Es hätte auf der Hand gelegen, dass Linnemann nun im Jahre 2025 auch einen Ministerposten unter der Regierungsführung von Friedrich Merz übernehmen würde. Stattdessen erklärte er, ein entsprechendes Angebot abgelehnt zu haben und sich weiter auf die Parteiarbeit konzentrieren zu wollen. Linnemann ist offenbar zu der Erkenntnis gekommen, dass der vielbeschworene „echte Politikwechsel“ auch mit Friedrich Merz nicht machbar ist.
Für Merz ist der Rückzug von Linnemann eine riesige Hypothek.
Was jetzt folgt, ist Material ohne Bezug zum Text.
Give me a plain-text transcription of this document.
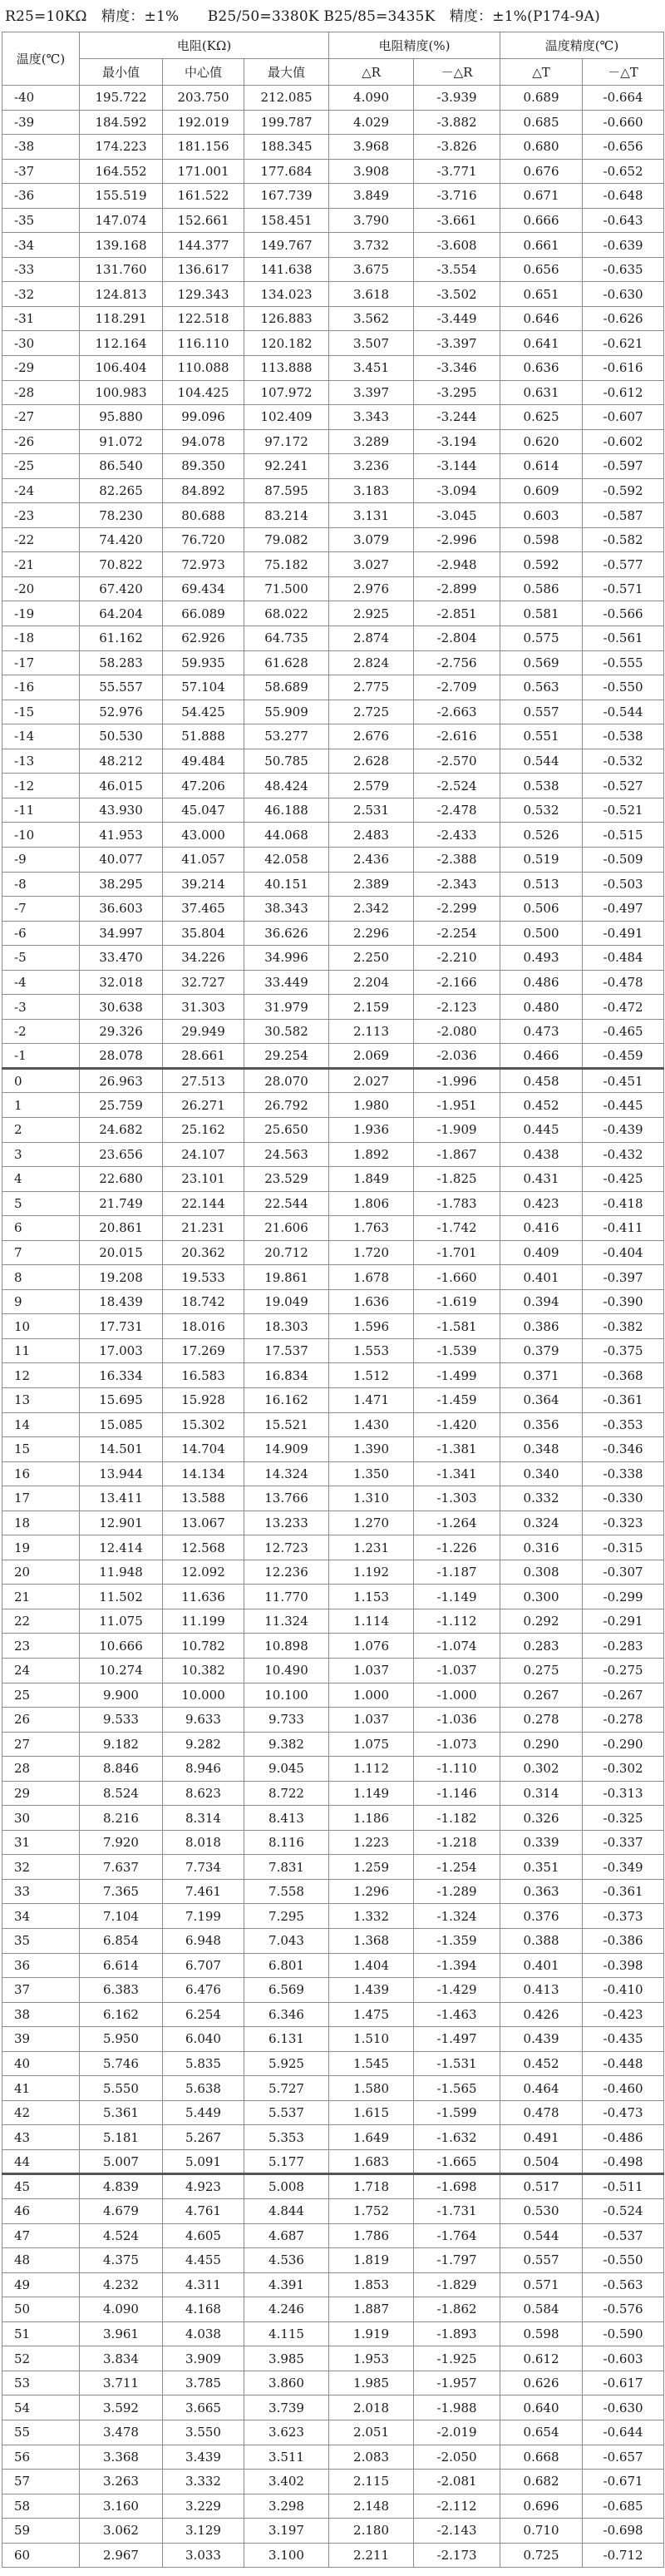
R25=10KΩ　精度：±1%　　B25/50=3380K B25/85=3435K　精度：±1%(P174-9A)
温度(℃)	电阻(KΩ)			电阻精度(%)		温度精度(℃)	
	最小值	中心值	最大值	△R	－△R	△T	－△T
-40	195.722	203.750	212.085	4.090	-3.939	0.689	-0.664
-39	184.592	192.019	199.787	4.029	-3.882	0.685	-0.660
-38	174.223	181.156	188.345	3.968	-3.826	0.680	-0.656
-37	164.552	171.001	177.684	3.908	-3.771	0.676	-0.652
-36	155.519	161.522	167.739	3.849	-3.716	0.671	-0.648
-35	147.074	152.661	158.451	3.790	-3.661	0.666	-0.643
-34	139.168	144.377	149.767	3.732	-3.608	0.661	-0.639
-33	131.760	136.617	141.638	3.675	-3.554	0.656	-0.635
-32	124.813	129.343	134.023	3.618	-3.502	0.651	-0.630
-31	118.291	122.518	126.883	3.562	-3.449	0.646	-0.626
-30	112.164	116.110	120.182	3.507	-3.397	0.641	-0.621
-29	106.404	110.088	113.888	3.451	-3.346	0.636	-0.616
-28	100.983	104.425	107.972	3.397	-3.295	0.631	-0.612
-27	95.880	99.096	102.409	3.343	-3.244	0.625	-0.607
-26	91.072	94.078	97.172	3.289	-3.194	0.620	-0.602
-25	86.540	89.350	92.241	3.236	-3.144	0.614	-0.597
-24	82.265	84.892	87.595	3.183	-3.094	0.609	-0.592
-23	78.230	80.688	83.214	3.131	-3.045	0.603	-0.587
-22	74.420	76.720	79.082	3.079	-2.996	0.598	-0.582
-21	70.822	72.973	75.182	3.027	-2.948	0.592	-0.577
-20	67.420	69.434	71.500	2.976	-2.899	0.586	-0.571
-19	64.204	66.089	68.022	2.925	-2.851	0.581	-0.566
-18	61.162	62.926	64.735	2.874	-2.804	0.575	-0.561
-17	58.283	59.935	61.628	2.824	-2.756	0.569	-0.555
-16	55.557	57.104	58.689	2.775	-2.709	0.563	-0.550
-15	52.976	54.425	55.909	2.725	-2.663	0.557	-0.544
-14	50.530	51.888	53.277	2.676	-2.616	0.551	-0.538
-13	48.212	49.484	50.785	2.628	-2.570	0.544	-0.532
-12	46.015	47.206	48.424	2.579	-2.524	0.538	-0.527
-11	43.930	45.047	46.188	2.531	-2.478	0.532	-0.521
-10	41.953	43.000	44.068	2.483	-2.433	0.526	-0.515
-9	40.077	41.057	42.058	2.436	-2.388	0.519	-0.509
-8	38.295	39.214	40.151	2.389	-2.343	0.513	-0.503
-7	36.603	37.465	38.343	2.342	-2.299	0.506	-0.497
-6	34.997	35.804	36.626	2.296	-2.254	0.500	-0.491
-5	33.470	34.226	34.996	2.250	-2.210	0.493	-0.484
-4	32.018	32.727	33.449	2.204	-2.166	0.486	-0.478
-3	30.638	31.303	31.979	2.159	-2.123	0.480	-0.472
-2	29.326	29.949	30.582	2.113	-2.080	0.473	-0.465
-1	28.078	28.661	29.254	2.069	-2.036	0.466	-0.459
0	26.963	27.513	28.070	2.027	-1.996	0.458	-0.451
1	25.759	26.271	26.792	1.980	-1.951	0.452	-0.445
2	24.682	25.162	25.650	1.936	-1.909	0.445	-0.439
3	23.656	24.107	24.563	1.892	-1.867	0.438	-0.432
4	22.680	23.101	23.529	1.849	-1.825	0.431	-0.425
5	21.749	22.144	22.544	1.806	-1.783	0.423	-0.418
6	20.861	21.231	21.606	1.763	-1.742	0.416	-0.411
7	20.015	20.362	20.712	1.720	-1.701	0.409	-0.404
8	19.208	19.533	19.861	1.678	-1.660	0.401	-0.397
9	18.439	18.742	19.049	1.636	-1.619	0.394	-0.390
10	17.731	18.016	18.303	1.596	-1.581	0.386	-0.382
11	17.003	17.269	17.537	1.553	-1.539	0.379	-0.375
12	16.334	16.583	16.834	1.512	-1.499	0.371	-0.368
13	15.695	15.928	16.162	1.471	-1.459	0.364	-0.361
14	15.085	15.302	15.521	1.430	-1.420	0.356	-0.353
15	14.501	14.704	14.909	1.390	-1.381	0.348	-0.346
16	13.944	14.134	14.324	1.350	-1.341	0.340	-0.338
17	13.411	13.588	13.766	1.310	-1.303	0.332	-0.330
18	12.901	13.067	13.233	1.270	-1.264	0.324	-0.323
19	12.414	12.568	12.723	1.231	-1.226	0.316	-0.315
20	11.948	12.092	12.236	1.192	-1.187	0.308	-0.307
21	11.502	11.636	11.770	1.153	-1.149	0.300	-0.299
22	11.075	11.199	11.324	1.114	-1.112	0.292	-0.291
23	10.666	10.782	10.898	1.076	-1.074	0.283	-0.283
24	10.274	10.382	10.490	1.037	-1.037	0.275	-0.275
25	9.900	10.000	10.100	1.000	-1.000	0.267	-0.267
26	9.533	9.633	9.733	1.037	-1.036	0.278	-0.278
27	9.182	9.282	9.382	1.075	-1.073	0.290	-0.290
28	8.846	8.946	9.045	1.112	-1.110	0.302	-0.302
29	8.524	8.623	8.722	1.149	-1.146	0.314	-0.313
30	8.216	8.314	8.413	1.186	-1.182	0.326	-0.325
31	7.920	8.018	8.116	1.223	-1.218	0.339	-0.337
32	7.637	7.734	7.831	1.259	-1.254	0.351	-0.349
33	7.365	7.461	7.558	1.296	-1.289	0.363	-0.361
34	7.104	7.199	7.295	1.332	-1.324	0.376	-0.373
35	6.854	6.948	7.043	1.368	-1.359	0.388	-0.386
36	6.614	6.707	6.801	1.404	-1.394	0.401	-0.398
37	6.383	6.476	6.569	1.439	-1.429	0.413	-0.410
38	6.162	6.254	6.346	1.475	-1.463	0.426	-0.423
39	5.950	6.040	6.131	1.510	-1.497	0.439	-0.435
40	5.746	5.835	5.925	1.545	-1.531	0.452	-0.448
41	5.550	5.638	5.727	1.580	-1.565	0.464	-0.460
42	5.361	5.449	5.537	1.615	-1.599	0.478	-0.473
43	5.181	5.267	5.353	1.649	-1.632	0.491	-0.486
44	5.007	5.091	5.177	1.683	-1.665	0.504	-0.498
45	4.839	4.923	5.008	1.718	-1.698	0.517	-0.511
46	4.679	4.761	4.844	1.752	-1.731	0.530	-0.524
47	4.524	4.605	4.687	1.786	-1.764	0.544	-0.537
48	4.375	4.455	4.536	1.819	-1.797	0.557	-0.550
49	4.232	4.311	4.391	1.853	-1.829	0.571	-0.563
50	4.090	4.168	4.246	1.887	-1.862	0.584	-0.576
51	3.961	4.038	4.115	1.919	-1.893	0.598	-0.590
52	3.834	3.909	3.985	1.953	-1.925	0.612	-0.603
53	3.711	3.785	3.860	1.985	-1.957	0.626	-0.617
54	3.592	3.665	3.739	2.018	-1.988	0.640	-0.630
55	3.478	3.550	3.623	2.051	-2.019	0.654	-0.644
56	3.368	3.439	3.511	2.083	-2.050	0.668	-0.657
57	3.263	3.332	3.402	2.115	-2.081	0.682	-0.671
58	3.160	3.229	3.298	2.148	-2.112	0.696	-0.685
59	3.062	3.129	3.197	2.180	-2.143	0.710	-0.698
60	2.967	3.033	3.100	2.211	-2.173	0.725	-0.712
Noch nicht einen Tag im Bundeskanzleramt hat er hinter sich gebracht und dennoch hat ihm schon jetzt einer seiner wichtigsten Vertrauten das Vertrauen entzogen. Merz findet derweil eine CDU im absoluten Umfragetief und eine enttäuschte Parteibasis vor. Als Kanzler könnten seine Tage schon jetzt gezählt sein. In diesen absehbaren Abwärtsstrudel will Linnemann sich nicht ziehen lassen.